Under His Wings I am Safely Abiding

Country Roads

The first funeral I can remember was for a 3-year-old cousin who drowned in his family’s farm stock tank. I was 6-years-old.

The service was at Ramsey Reformed Church north of Titonka in Iowa’s far northern Kossuth County. This is my extended family’s church; my parents worshiped there until I was 4-years-old and we moved away. I was baptized there 71 years ago.

I remember two things from my cousin’s funeral. First, the incredible sadness that clouded the day. Second, a mixed group sang an old hymn, Under His Wings.

Over the years, I have attended scores of funerals including several at Ramsey Reformed Church. Earlier this month, I attended another funeral there.
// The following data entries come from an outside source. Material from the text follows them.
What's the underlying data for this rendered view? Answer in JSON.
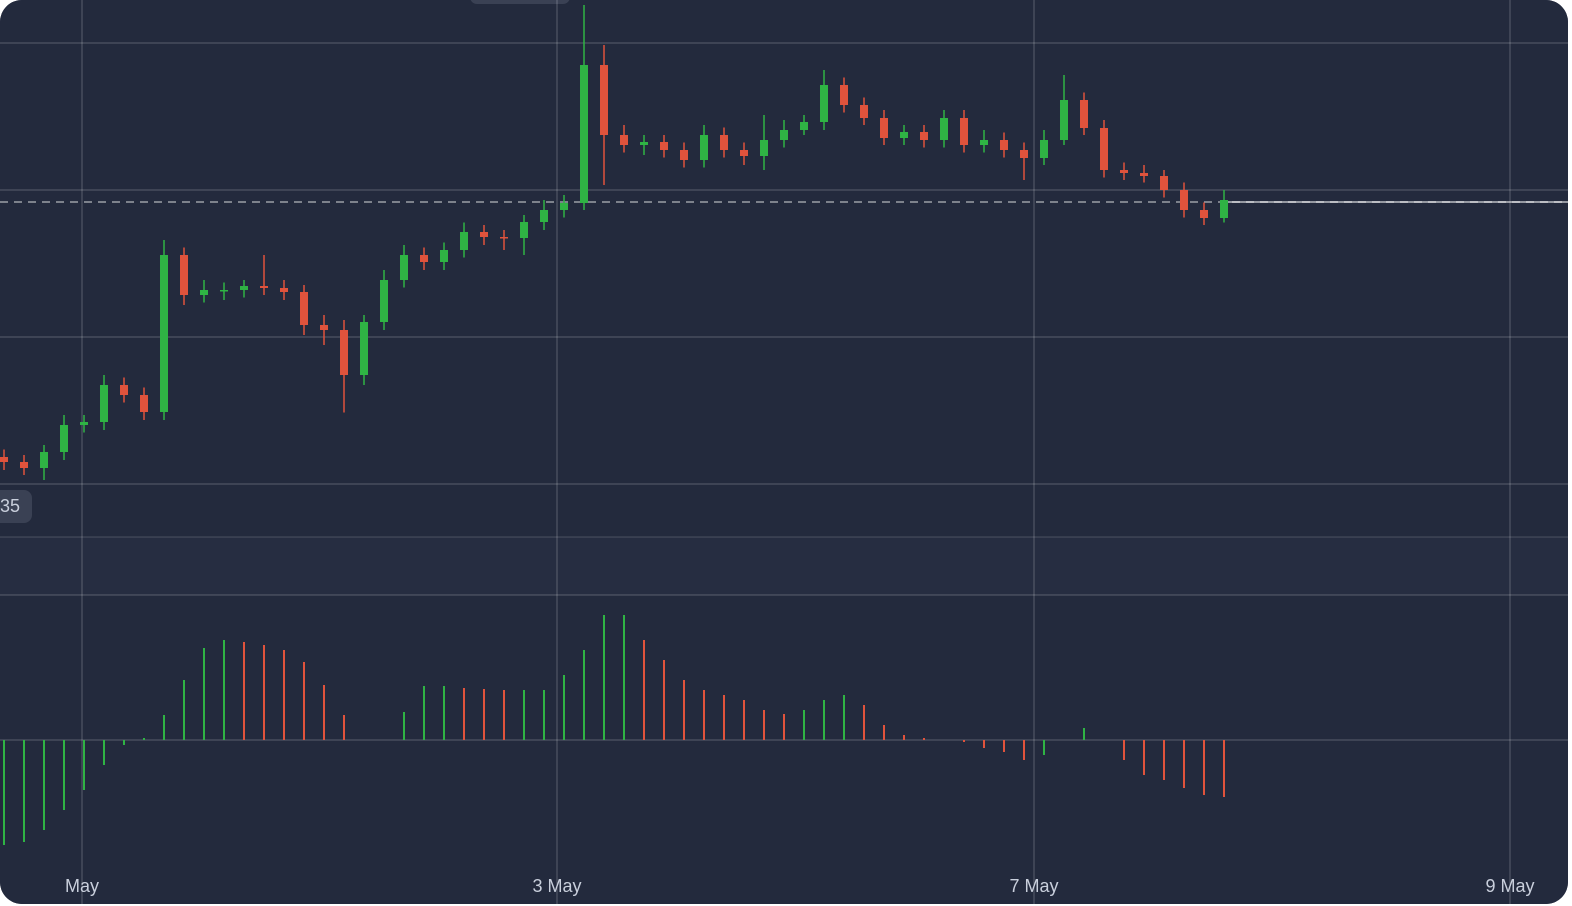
{
  "chart_data": [
    {
      "type": "candlestick",
      "open": [
        15.6,
        14.6,
        13.4,
        16.6,
        22,
        22.6,
        30,
        28,
        24.6,
        56,
        48,
        49,
        49,
        49.8,
        49.4,
        48.6,
        42,
        41,
        32,
        42.6,
        51,
        56,
        54.6,
        57,
        60.6,
        59.6,
        59.4,
        62.6,
        65,
        66.4,
        94,
        80,
        78,
        78.6,
        77,
        75,
        80,
        77,
        75.8,
        79,
        81,
        82.6,
        90,
        86,
        83.4,
        79.4,
        80.6,
        79,
        83.4,
        78,
        79,
        77,
        75.4,
        79,
        87,
        81.4,
        73,
        72.4,
        71.8,
        69,
        65,
        63.4
      ],
      "high": [
        17.1,
        16,
        18,
        24,
        24,
        32,
        31.5,
        29.5,
        59,
        57.5,
        51,
        50.5,
        51,
        56,
        51,
        50,
        44,
        43,
        44,
        53,
        58,
        57.5,
        58.5,
        62.5,
        62,
        61,
        64,
        67,
        68,
        106,
        98,
        82,
        80,
        80,
        78.5,
        82,
        81.5,
        78.5,
        84,
        83,
        84,
        93,
        91.5,
        87.5,
        85,
        82,
        82,
        85,
        85,
        81,
        80.5,
        78.5,
        81,
        92,
        88.5,
        83,
        74.5,
        74,
        73,
        70.5,
        66.5,
        69
      ],
      "low": [
        13,
        12,
        11,
        15,
        20.5,
        21,
        26.5,
        23,
        23,
        46,
        46.5,
        47,
        47.5,
        48,
        47,
        40,
        38,
        24.5,
        30,
        41,
        49.5,
        53,
        53,
        55.5,
        58,
        57,
        56,
        61,
        63.5,
        65,
        70,
        76.5,
        76,
        75.5,
        73.5,
        73.5,
        75.5,
        74,
        73,
        77.5,
        80,
        81,
        84.5,
        82,
        78,
        78,
        77.5,
        77.5,
        76.5,
        76.5,
        75.5,
        71,
        74,
        78,
        80,
        71.5,
        71,
        70.5,
        67.5,
        63.5,
        62,
        62.5
      ],
      "close": [
        14.6,
        13.4,
        16.6,
        22,
        22.6,
        30,
        28,
        24.6,
        56,
        48,
        49,
        49,
        49.8,
        49.4,
        48.6,
        42,
        41,
        32,
        42.6,
        51,
        56,
        54.6,
        57,
        60.6,
        59.6,
        59.4,
        62.6,
        65,
        66.4,
        94,
        80,
        78,
        78.6,
        77,
        75,
        80,
        77,
        75.8,
        79,
        81,
        82.6,
        90,
        86,
        83.4,
        79.4,
        80.6,
        79,
        83.4,
        78,
        79,
        77,
        75.4,
        79,
        87,
        81.4,
        73,
        72.4,
        71.8,
        69,
        65,
        63.4,
        67
      ],
      "xlim": [
        -0.2,
        78.2
      ],
      "xticks": [
        {
          "value": 3.9,
          "label": "May"
        },
        {
          "value": 27.65,
          "label": "3 May"
        },
        {
          "value": 51.5,
          "label": "7 May"
        },
        {
          "value": 75.3,
          "label": "9 May"
        }
      ],
      "ylim": [
        0,
        107
      ],
      "yticks": [
        10.2,
        39.6,
        69,
        98.4
      ],
      "grid": true,
      "up_color": "#2fb344",
      "down_color": "#e0533c",
      "current_price": 66.6,
      "price_tag": "35"
    },
    {
      "type": "bar",
      "values": [
        -21,
        -20.4,
        -18,
        -14,
        -10,
        -5,
        -1,
        0.4,
        5,
        12,
        18.4,
        20,
        19.6,
        19,
        18,
        15.6,
        11,
        5,
        0,
        0,
        5.6,
        10.8,
        10.8,
        10.4,
        10.2,
        10,
        10,
        10,
        13,
        18,
        25,
        25,
        20,
        16,
        12,
        10,
        9,
        8,
        6,
        5.2,
        6,
        8,
        9,
        7,
        3,
        1,
        0.4,
        0,
        -0.4,
        -1.6,
        -2.4,
        -4,
        -3,
        0,
        2.4,
        0,
        -4,
        -7,
        -8,
        -9.6,
        -11,
        -11.4
      ],
      "xlim": [
        -0.2,
        78.2
      ],
      "ylim": [
        -22,
        29
      ],
      "yticks": [
        0
      ],
      "grid": true,
      "up_color": "#2fb344",
      "down_color": "#e0533c"
    }
  ]
}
My Aunt Marjorie died in early April. Marjorie was one of my father’s older sisters. She and Dad were close as youngsters and our families remained close over the years.

Marjorie lived to the remarkable age of 94 years, the last several in nursing homes. Funerals and I have never been friends. In the early 1980s our neighbors, a young couple from our church, lost their infant son to SIDS. Several weeks earlier I had photographed little Travis and his big brother, Jake, for their family’s Christmas card. Jake’s funeral was heartbreaking.

Ten years later we said good-bye to my father. Just three years after that we buried my 20-year-old nephew. Then my in-laws passed away. Six years ago my wife died. Just four months ago we said our earthly goodbyes to my mother. I do not like funerals.

On a recent Saturday it was time to say good-bye to Aunt Marjorie. The family visitation preceded the funeral and we extended our condolences to my cousins and their families. We visited with other friends and family members, some we hadn’t seen for years.

My wife and I found a pew in the familiar sanctuary. The church organist was playing a medley of old hymns before the service and in that medley I caught the familiar melody of Under His Wings. The tune quickly took me back 65 years to my cousin’s funeral in this very church.

I have spent enough time on farms to appreciate the image of a mother hen protecting her chicks:

Under His wings I am safely abiding; Though the night deepens and tempests are wild, Still I can trust Him, I know He will keep me; He has redeemed me, and I am His child.

Under His wings, under His wings, Who from His love can sever?

Under His wings my soul shall abide, Safely abide forever. (Lyrics by William Orcutt Cushing. Public domain.)

The funeral service began several minutes later. Two of Aunt Marjorie’s grandsons, one a pastor and the other a theology professor, shared precious memories of their grandmother. Both alluded to their grandmother’s difficult life experiences, including the illness and untimely death of her husband and the loss of an infant daughter, and how her faith in God had sustained her over the years.

Indeed, this service was a celebration of the life of one of God’s faithful servants who is now in heaven. We have no doubt.

Still, a mother, a grandmother, an aunt, a friend was now absent from our presence. Under the best circumstances it is difficult to say good-bye.

In the days that have followed my thoughts have gone back several times to my aunt’s funeral. It was good to see her family and other friends and relatives. I appreciated the messages of her grandsons. Beyond the sense of loss was the acknowledgement of a life faithfully lived.

I thought again of my cousin’s funeral 65 years ago and how perhaps that experience may have affected how I have dealt with funerals in the years that have followed.

Through all of the experiences of loss, some extremely painful and heartbreaking, there has been a constant ̶ the awareness and confidence of the love of a caring Heavenly Father.

Under His wings, under His wings, Who from His love can sever?

Under His wings my soul shall abide, Safely abide forever.